[ it isn't home, she doesn't say. but that's really neither here nor there. Allison looks like a lot of things, but mostly she looks like she's in motion. hasn't figured out where she's going to end up.
Hayley's never liked unpredictability. ]
7months. the oldest people here, next jump, will have been here for a year.
[ is it worse to be here or where they belong? she misses her dad but she can almost be the girl she was before everything fell apart (if she allows it). ]
does it bother you, knowing you could be here for a year?

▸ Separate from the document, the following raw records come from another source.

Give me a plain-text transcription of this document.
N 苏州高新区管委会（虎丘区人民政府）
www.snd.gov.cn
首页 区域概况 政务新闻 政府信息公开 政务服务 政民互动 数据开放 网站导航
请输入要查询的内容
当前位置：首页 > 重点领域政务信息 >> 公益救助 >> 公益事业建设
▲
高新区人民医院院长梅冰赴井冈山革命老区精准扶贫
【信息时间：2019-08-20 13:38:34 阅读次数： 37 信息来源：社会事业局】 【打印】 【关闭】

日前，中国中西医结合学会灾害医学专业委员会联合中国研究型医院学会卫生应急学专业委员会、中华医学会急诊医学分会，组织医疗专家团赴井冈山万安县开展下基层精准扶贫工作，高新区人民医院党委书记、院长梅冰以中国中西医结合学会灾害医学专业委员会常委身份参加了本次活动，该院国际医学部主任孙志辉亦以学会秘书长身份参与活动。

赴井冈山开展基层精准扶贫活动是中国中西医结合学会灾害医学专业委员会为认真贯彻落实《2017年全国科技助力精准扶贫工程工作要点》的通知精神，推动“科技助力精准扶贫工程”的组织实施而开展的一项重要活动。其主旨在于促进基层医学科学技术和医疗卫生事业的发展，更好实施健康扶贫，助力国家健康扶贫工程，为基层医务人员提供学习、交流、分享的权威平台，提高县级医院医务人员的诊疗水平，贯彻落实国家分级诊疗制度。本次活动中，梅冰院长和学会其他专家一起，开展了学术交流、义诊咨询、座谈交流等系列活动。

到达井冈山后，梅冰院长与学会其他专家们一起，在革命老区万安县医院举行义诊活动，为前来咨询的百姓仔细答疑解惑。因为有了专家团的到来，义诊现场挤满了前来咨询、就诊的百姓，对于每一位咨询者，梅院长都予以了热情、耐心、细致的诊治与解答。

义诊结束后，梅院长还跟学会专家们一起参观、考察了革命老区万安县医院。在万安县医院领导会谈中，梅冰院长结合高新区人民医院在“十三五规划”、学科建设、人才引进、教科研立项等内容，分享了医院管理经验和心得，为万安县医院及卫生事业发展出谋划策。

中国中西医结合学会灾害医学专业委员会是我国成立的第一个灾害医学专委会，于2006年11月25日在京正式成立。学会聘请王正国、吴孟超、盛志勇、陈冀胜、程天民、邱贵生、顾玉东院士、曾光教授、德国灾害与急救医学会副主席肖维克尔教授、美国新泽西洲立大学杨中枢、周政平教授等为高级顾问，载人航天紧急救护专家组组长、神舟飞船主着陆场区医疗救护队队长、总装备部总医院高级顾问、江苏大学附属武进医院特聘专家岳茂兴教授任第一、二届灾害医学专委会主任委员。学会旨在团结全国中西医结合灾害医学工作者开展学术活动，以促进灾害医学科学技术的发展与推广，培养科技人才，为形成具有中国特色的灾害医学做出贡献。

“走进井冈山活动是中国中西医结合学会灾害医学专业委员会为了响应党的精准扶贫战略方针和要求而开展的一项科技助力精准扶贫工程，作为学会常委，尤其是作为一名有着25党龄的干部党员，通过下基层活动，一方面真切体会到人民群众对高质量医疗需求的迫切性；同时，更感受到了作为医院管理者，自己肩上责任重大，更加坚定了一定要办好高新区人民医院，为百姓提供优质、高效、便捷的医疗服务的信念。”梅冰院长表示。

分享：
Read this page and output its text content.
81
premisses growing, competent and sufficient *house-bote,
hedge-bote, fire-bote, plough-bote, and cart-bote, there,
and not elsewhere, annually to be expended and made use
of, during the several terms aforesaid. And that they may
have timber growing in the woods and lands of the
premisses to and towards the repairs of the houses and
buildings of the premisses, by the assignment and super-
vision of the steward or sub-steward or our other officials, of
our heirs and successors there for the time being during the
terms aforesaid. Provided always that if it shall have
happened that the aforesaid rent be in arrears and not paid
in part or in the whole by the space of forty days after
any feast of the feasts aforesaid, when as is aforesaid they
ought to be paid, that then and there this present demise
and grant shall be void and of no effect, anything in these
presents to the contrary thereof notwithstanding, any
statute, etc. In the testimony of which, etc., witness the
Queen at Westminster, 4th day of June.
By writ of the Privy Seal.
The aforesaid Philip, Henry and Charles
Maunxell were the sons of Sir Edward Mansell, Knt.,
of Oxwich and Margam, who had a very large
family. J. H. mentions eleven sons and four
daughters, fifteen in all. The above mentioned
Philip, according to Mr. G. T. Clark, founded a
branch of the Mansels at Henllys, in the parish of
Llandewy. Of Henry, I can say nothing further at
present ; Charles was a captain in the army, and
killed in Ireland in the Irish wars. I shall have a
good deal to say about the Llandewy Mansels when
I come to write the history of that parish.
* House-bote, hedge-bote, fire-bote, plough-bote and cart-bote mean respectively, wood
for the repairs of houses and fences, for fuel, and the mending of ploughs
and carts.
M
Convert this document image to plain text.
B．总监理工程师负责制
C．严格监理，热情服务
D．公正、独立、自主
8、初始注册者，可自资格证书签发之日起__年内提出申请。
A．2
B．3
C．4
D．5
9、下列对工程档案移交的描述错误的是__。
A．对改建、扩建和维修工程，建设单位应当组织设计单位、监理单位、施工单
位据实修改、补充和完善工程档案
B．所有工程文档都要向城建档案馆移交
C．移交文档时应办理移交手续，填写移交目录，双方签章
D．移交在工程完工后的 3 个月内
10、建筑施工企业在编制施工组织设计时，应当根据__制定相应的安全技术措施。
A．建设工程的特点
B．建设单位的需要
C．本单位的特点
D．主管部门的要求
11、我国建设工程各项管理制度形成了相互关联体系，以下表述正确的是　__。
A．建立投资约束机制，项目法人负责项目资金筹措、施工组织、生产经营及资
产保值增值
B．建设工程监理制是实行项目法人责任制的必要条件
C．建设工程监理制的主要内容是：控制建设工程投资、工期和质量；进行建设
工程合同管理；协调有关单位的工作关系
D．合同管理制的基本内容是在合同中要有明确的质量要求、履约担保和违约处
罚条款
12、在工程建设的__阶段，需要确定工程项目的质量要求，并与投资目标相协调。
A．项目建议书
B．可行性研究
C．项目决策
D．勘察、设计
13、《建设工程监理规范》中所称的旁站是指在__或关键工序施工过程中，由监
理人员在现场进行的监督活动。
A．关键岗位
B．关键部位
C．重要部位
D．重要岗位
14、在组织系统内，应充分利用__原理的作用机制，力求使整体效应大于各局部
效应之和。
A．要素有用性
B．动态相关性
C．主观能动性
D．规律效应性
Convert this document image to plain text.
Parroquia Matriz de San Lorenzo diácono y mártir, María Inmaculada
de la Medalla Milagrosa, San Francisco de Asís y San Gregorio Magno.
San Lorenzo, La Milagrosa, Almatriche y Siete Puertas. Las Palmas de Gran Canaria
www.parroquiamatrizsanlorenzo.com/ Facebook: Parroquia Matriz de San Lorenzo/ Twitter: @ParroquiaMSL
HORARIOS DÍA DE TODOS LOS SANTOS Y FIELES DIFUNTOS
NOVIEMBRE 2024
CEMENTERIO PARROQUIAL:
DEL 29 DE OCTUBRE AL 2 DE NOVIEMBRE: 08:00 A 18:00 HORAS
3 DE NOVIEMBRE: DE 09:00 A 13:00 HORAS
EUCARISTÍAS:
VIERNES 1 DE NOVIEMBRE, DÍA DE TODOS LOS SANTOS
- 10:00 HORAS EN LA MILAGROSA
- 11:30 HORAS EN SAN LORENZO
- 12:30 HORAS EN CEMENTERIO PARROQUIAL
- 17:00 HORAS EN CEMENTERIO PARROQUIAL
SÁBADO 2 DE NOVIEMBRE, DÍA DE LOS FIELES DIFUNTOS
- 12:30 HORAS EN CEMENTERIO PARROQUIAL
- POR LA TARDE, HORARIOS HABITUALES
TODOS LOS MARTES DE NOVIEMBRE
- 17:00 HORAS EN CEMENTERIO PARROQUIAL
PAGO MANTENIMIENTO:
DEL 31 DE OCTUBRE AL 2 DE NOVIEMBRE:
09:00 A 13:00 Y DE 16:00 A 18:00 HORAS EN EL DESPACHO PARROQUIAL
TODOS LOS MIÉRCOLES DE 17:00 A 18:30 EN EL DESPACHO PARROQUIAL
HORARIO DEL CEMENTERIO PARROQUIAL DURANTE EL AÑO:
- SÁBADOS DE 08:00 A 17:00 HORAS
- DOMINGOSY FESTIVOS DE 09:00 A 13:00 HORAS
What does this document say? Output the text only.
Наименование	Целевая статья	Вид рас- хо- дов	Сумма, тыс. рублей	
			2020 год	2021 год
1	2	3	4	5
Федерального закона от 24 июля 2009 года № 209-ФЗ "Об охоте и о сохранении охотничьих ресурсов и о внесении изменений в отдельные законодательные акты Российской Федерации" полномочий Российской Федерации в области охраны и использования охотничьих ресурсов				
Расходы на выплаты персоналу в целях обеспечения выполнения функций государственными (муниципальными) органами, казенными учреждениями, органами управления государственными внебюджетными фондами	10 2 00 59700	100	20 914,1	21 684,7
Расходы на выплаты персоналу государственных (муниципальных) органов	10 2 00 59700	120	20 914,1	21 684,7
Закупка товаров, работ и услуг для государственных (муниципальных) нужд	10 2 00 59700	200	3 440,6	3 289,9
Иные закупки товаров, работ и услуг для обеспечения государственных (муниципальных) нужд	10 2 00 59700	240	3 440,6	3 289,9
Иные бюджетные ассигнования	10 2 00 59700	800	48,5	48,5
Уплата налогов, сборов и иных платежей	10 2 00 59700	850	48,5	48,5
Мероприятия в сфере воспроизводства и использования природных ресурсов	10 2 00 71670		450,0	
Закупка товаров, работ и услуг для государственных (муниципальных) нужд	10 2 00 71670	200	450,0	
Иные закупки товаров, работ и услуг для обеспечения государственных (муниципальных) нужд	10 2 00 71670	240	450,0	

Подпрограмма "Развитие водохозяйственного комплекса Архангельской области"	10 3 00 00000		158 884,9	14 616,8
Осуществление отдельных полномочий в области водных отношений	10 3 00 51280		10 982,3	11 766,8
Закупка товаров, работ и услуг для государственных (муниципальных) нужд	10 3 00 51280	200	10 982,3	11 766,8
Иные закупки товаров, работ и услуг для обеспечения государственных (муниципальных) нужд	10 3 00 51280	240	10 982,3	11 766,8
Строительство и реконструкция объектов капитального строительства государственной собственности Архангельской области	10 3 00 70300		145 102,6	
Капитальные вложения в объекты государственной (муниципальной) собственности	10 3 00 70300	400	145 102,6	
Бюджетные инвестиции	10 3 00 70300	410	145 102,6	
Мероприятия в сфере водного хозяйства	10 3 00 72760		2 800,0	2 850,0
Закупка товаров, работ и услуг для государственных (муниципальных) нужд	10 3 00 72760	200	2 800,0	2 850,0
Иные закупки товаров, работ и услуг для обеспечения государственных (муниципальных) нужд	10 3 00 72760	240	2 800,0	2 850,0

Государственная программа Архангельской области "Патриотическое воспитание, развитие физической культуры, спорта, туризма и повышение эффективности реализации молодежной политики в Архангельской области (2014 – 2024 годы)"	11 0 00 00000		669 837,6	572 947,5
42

[ she spends too much time looking at her communicator before she replies. the thing is- Hayley isn't much for honesty, but that doesn't mean she doesn't try for it. she thinks a little about her parents and her kindof friends- the half planned life that she'd mapped out. she thinks about the people she'd find, how many she would've put down by now.
maybe it's better here, away from that. maybe it's worse, not to do the one thing that made her feel like anything had meaning.
but somewhere in all of that is the knot. a heavy awareness that she really doesn't know if it bothers her. but maybe that's her answer. ]
[ she wants to say she's sorry but she thinks it so often that seeing it spelled out on her screen feels cheap, like less. and maybe it isn't anything to feel empathetic about. people rebuild their lives all the time, turn their back on what they knew and move on.
in the face of such honesty, she doesn't feel like she can be anything less.
Allison loves her father and she worries about Scott, and Stiles, and of course about Lydia. but some of those people are already here. ]
i'm not sure i have anything good waiting for me at home.
[ she thinks about what she could say. about comfort and hope, and hanging in and all of those things that people say to her. that people are supposed to say. and instead her mouth just quirks, and Hayley bunkers down into her chair before she taps out the reply. ]
well-
there definitely won't be anything good waiting for you here :)
comforting, really. has anyone ever told you that you should work with children?
[ oh, you want to be a doctor? please, you couldn't even be a cashier with that brain. but Allison laughs regardless. the blatancy will knock your teeth out but because it's so appalling, it knocks her back into reality. ]
[ can she just say how great it is to have a normal conversation with a human that doesn't revolve around: where is it and how do we kill it before it kills us? ]
are you kidding? i love candy why would i share that?
so speaking of once or never. what's the plan, for you know, before all of this? you're in highschool, right? or you're just a really petite university student. or a freakishly tall 6th grader. judgement free zone here.
to skip hoarding all of the cavities that come with it?
a judgement free zone that uses the word freakish. i see that happening. and you were right the first time, about high school. i'm seventeen. just trying to survive all the drama. ...and then some.
well that doesn't sound mysterious at all. no way.
and yeah. i was. am? am sounds like i plan on getting back. and all things considered? pretty much come to terms with the fact that california is probably the last place i'm gonna end back up.
i don't like jumping to conclusions. maybe they die. maybe they go home. but there are worse things than death and no guarantee for what really happens.
it sounds awful to say i'd rather assume they were home or dead but it beats thinking they're trapped somewhere in rooms we can't get to. suffering who knows what. have you ever explored that possibility? i mean, gone looking. does anyone bother?
If the words, Lydia, I'm in the Oxygen Garden, or Lydia, I'm heading down there right now aren't the reply I get to this text, I am going to probably yell at you.